Ci sono suppliche laiche che meriterebbero di essere ascoltate, sospinte fino agli altari “sacri” della democrazia, se veramente la sovranità appartenesse al popolo.
Ho visto persone schiacciate da una pressione idraulica contro il cemento, affermare il dissenso contro criminali negazioni.
Alcune di loro indossavano abiti da lavoro, altre stringevano rosari tra le dita, sacralizzando oltremisura il disfacimento dei fondamenti costituzionali, altre ancora, araldi di una normalità vinta dal quotidiano esistere, urlavano a divise insensibili il disperato bisogno di comunità e giustizia terrena che ci costringe separati, accartocciati negli invisibili angoli dell’egoismo di comodo.
Guerra tra stipendiati e salariati, tra redditi protetti e disoccupati, tra sani e presunti malati, tra vecchi e giovani, tra controllori e controllati, tifoserie inventate ad ogni nuovo giro di giostra dell’ opinionismo d’accatto… ‘ma il cielo è sempre più blu’.
I prodromi di questi plurimi divorzi facevano sorridere: l’italianuzzo inconsapevole prostrato al cospetto di format costruiti tutti intorno a lui, randellato dalle pirotecniche abilità oratorie di conduttori coadiuvati da oscuri autori, maestri occulti nel maneggiare le pericolose contraddizioni in seno al popolo.
Né avanti, né indietro tutta, ma… a tutto sprofondo!
Ci sono suppliche laiche che meriterebbero di essere ascoltate, sospinte fino agli altari “sacri” della democrazia, se veramente la sovranità appartenesse al popolo.
Ve ne sono altre che turbano la stabilità stessa della vita e in genere invocano una ridda inesauribile di diritti e respingono anche i più semplici e sensati doveri.
Il sospetto che questa sovranità appartenga da lungo tempo ad un’oligarchia autoreferenziale dei peggiori, è divenuto certezza, un granitico disincanto schiaffeggiato da manganelli, respinto da scudi di plexiglass, crivellato da leggi inique, appoggiato da professionisti della statistica e dell’algoritmo: golem teleguidati, gelidi traders dell’anima, esecutori diretti o indiretti di una mattanza sociale eseguita giocando al rialzo, scommettendo sul default economico, nervoso, emotivo, mentale della società liquida, ormai in via d’ evaporazione… il future più redditizio che ci sia.
Una società strattonata da talk politicamente disambigui, satura di strilli che intossicano il libero pensiero, immunizzata contro il sano cambiamento di facce e colori, quando la matita cala nel frammentato silenzio della cabina elettorale e, lo stare con se stessi, un’abitudine persa da secoli, terrorizza la sicura tranquillità del non rischiare.

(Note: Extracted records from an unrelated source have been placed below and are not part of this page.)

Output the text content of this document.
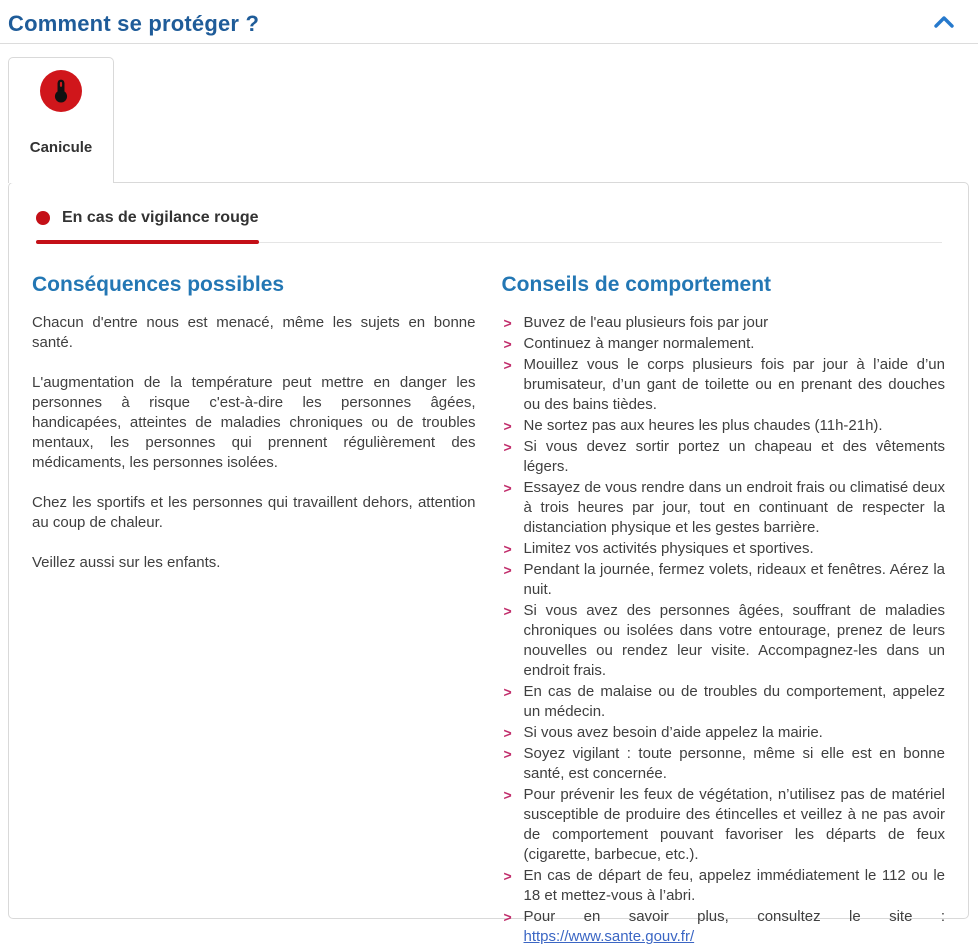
Comment se protéger ?
Canicule
En cas de vigilance rouge
Conséquences possibles

Chacun d'entre nous est menacé, même les sujets en bonne santé.

L'augmentation de la température peut mettre en danger les personnes à risque c'est-à-dire les personnes âgées, handicapées, atteintes de maladies chroniques ou de troubles mentaux, les personnes qui prennent régulièrement des médicaments, les personnes isolées.

Chez les sportifs et les personnes qui travaillent dehors, attention au coup de chaleur.

Veillez aussi sur les enfants.

Conseils de comportement
> Buvez de l'eau plusieurs fois par jour
> Continuez à manger normalement.
> Mouillez vous le corps plusieurs fois par jour à l’aide d’un brumisateur, d’un gant de toilette ou en prenant des douches ou des bains tièdes.
> Ne sortez pas aux heures les plus chaudes (11h-21h).
> Si vous devez sortir portez un chapeau et des vêtements légers.
> Essayez de vous rendre dans un endroit frais ou climatisé deux à trois heures par jour, tout en continuant de respecter la distanciation physique et les gestes barrière.
> Limitez vos activités physiques et sportives.
> Pendant la journée, fermez volets, rideaux et fenêtres. Aérez la nuit.
> Si vous avez des personnes âgées, souffrant de maladies chroniques ou isolées dans votre entourage, prenez de leurs nouvelles ou rendez leur visite. Accompagnez-les dans un endroit frais.
> En cas de malaise ou de troubles du comportement, appelez un médecin.
> Si vous avez besoin d’aide appelez la mairie.
> Soyez vigilant : toute personne, même si elle est en bonne santé, est concernée.
> Pour prévenir les feux de végétation, n’utilisez pas de matériel susceptible de produire des étincelles et veillez à ne pas avoir de comportement pouvant favoriser les départs de feux (cigarette, barbecue, etc.).
> En cas de départ de feu, appelez immédiatement le 112 ou le 18 et mettez-vous à l’abri.
> Pour en savoir plus, consultez le site : https://www.sante.gouv.fr/
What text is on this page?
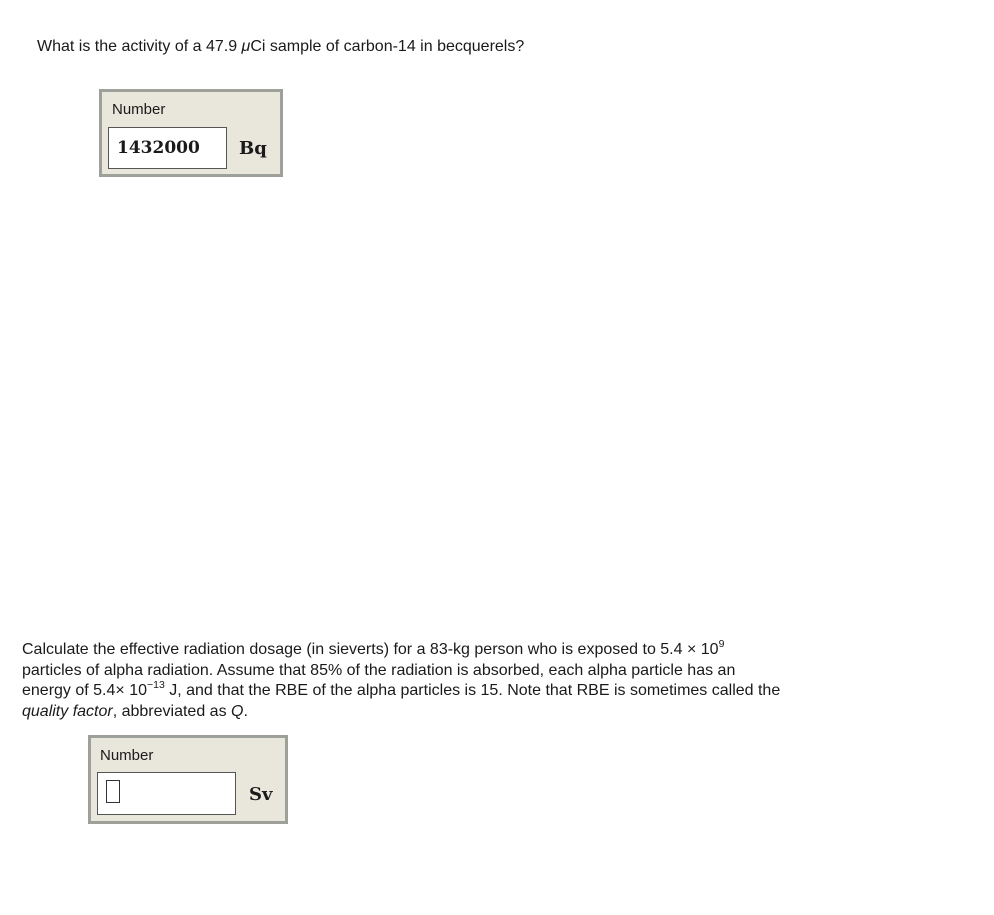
What is the activity of a 47.9 μCi sample of carbon-14 in becquerels?
Number
1432000	Bq
Calculate the effective radiation dosage (in sieverts) for a 83-kg person who is exposed to $5.4 \times 10^9$
particles of alpha radiation. Assume that 85% of the radiation is absorbed, each alpha particle has an
energy of $5.4\times 10^{-13}$ J, and that the RBE of the alpha particles is 15. Note that RBE is sometimes called the
quality factor, abbreviated as Q.
Number
Sv
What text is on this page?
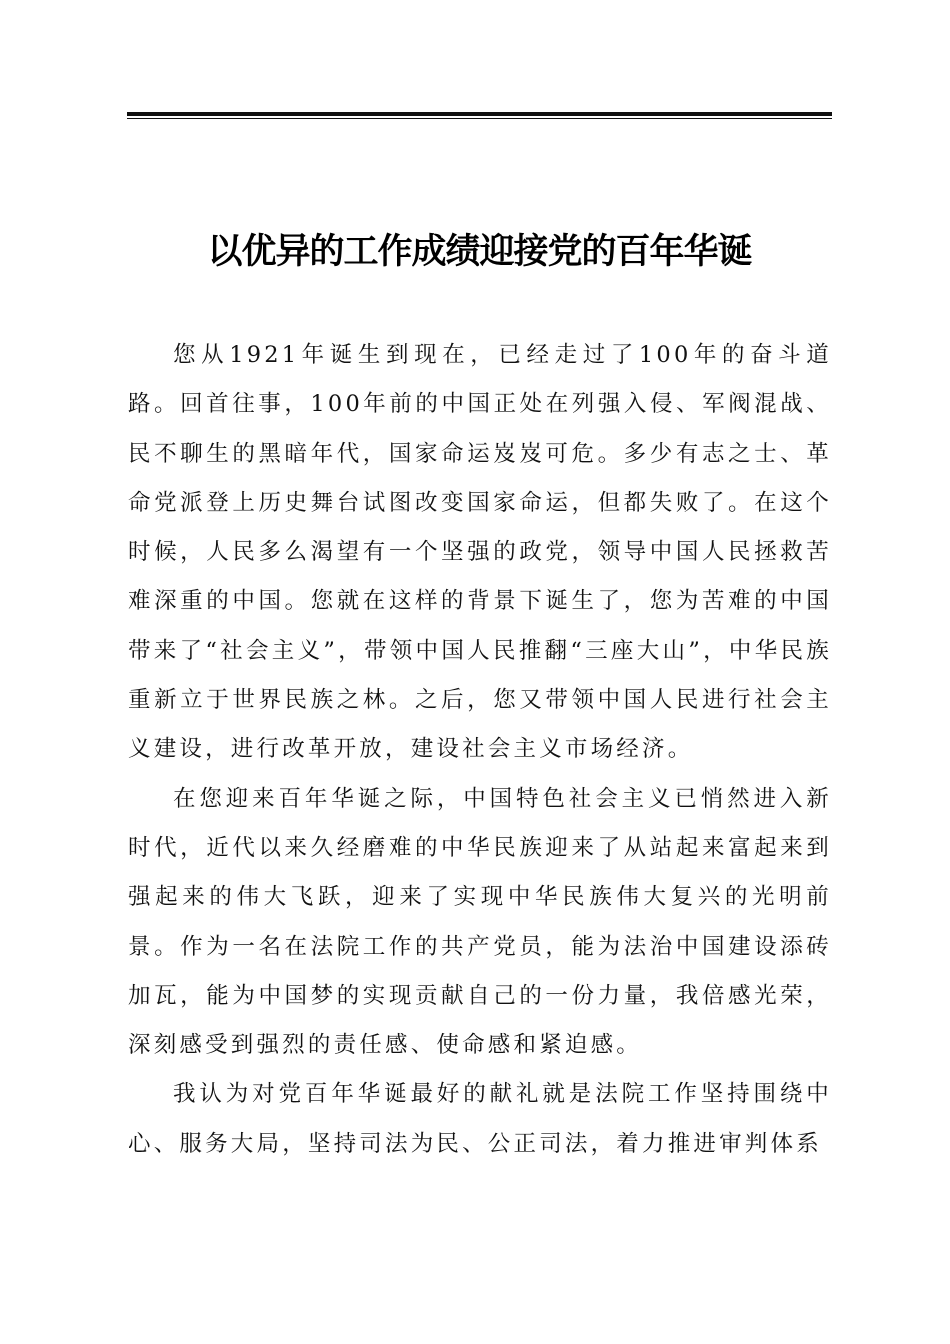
以优异的工作成绩迎接党的百年华诞

您从1921年诞生到现在，已经走过了100年的奋斗道路。回首往事，100年前的中国正处在列强入侵、军阀混战、民不聊生的黑暗年代，国家命运岌岌可危。多少有志之士、革命党派登上历史舞台试图改变国家命运，但都失败了。在这个时候，人民多么渴望有一个坚强的政党，领导中国人民拯救苦难深重的中国。您就在这样的背景下诞生了，您为苦难的中国带来了“社会主义”，带领中国人民推翻“三座大山”，中华民族重新立于世界民族之林。之后，您又带领中国人民进行社会主义建设，进行改革开放，建设社会主义市场经济。

在您迎来百年华诞之际，中国特色社会主义已悄然进入新时代，近代以来久经磨难的中华民族迎来了从站起来富起来到强起来的伟大飞跃，迎来了实现中华民族伟大复兴的光明前景。作为一名在法院工作的共产党员，能为法治中国建设添砖加瓦，能为中国梦的实现贡献自己的一份力量，我倍感光荣，深刻感受到强烈的责任感、使命感和紧迫感。

我认为对党百年华诞最好的献礼就是法院工作坚持围绕中心、服务大局，坚持司法为民、公正司法，着力推进审判体系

In difesa di tale pericolosa stilla delle viscere, l’espressione più docile si manifesta nel porre quel graffito sul simbolo già visto e conosciuto, incastonato in neuroni aggrovigliati in modalità risparmio cognitivo, ignari della propria conformista schiavitù brandizzata.
Quelle resistenze contro violenze d’acqua e istituzionali, pensavano in molti, promettevano un riscatto, anche se con i ricattatori non bisogna mai scendere a patti.
Oggi, dopo mesi di astrazioni fondate su oceaniche adunate di piazza, i nuovi adulatori del popolo, scelti nel segreto di migliaia di laici confessionali, eletti a possessori dei consessi collinari della Capitale, si ritrovano a fronteggiare vecchi problemi con vecchi strumenti e solite, solide rendite di posizione corroborate da mensilità a cinque zeri.
Rivoluzione è parola confinata nel sidereo astronomico, nell’anfratto storico rispolverato, di quando in quando, da professori di storia attratti dal facile like e dall’incetta di visualizzazioni sul tubo.
Tutto molto trasgressivo, come fumare nei corridoi durante le lezioni più noiose, in genere le più importanti, corridoi oggi ridotti a poltrone ergonomiche davanti a schermi piatti in ossequio a piatte esistenze.
Alla fine, dilagano i divertimenti di massa, e forse, smuovere i glutei in direzione contraria, verso i creatori e i distributori di illusioni, non è solo un esercizio ginnico da un’ora al giorno o scambiare un divano col sellino di una superbike, ma mettere in pericolo la convinzione che, se non ti prendi in faccia, sulla schiena, nello stomaco gli strali del potere dominante, le tue suppliche laiche non otterranno risposta, perché, in altri luoghi e in altri cieli, la sovranità appartiene a Dio.
Il resto è libero arbitrio, un arcaico modo di definire il dominio della coscienza, anch’essa un arnese arrugginito e in disuso che, prima o poi, occorrerà riutilizzare per non usare a sproposito il termine responsabilità e non essere ricordati da psicologi del tempo post-apocalittico che verrà, involucri senz’anima.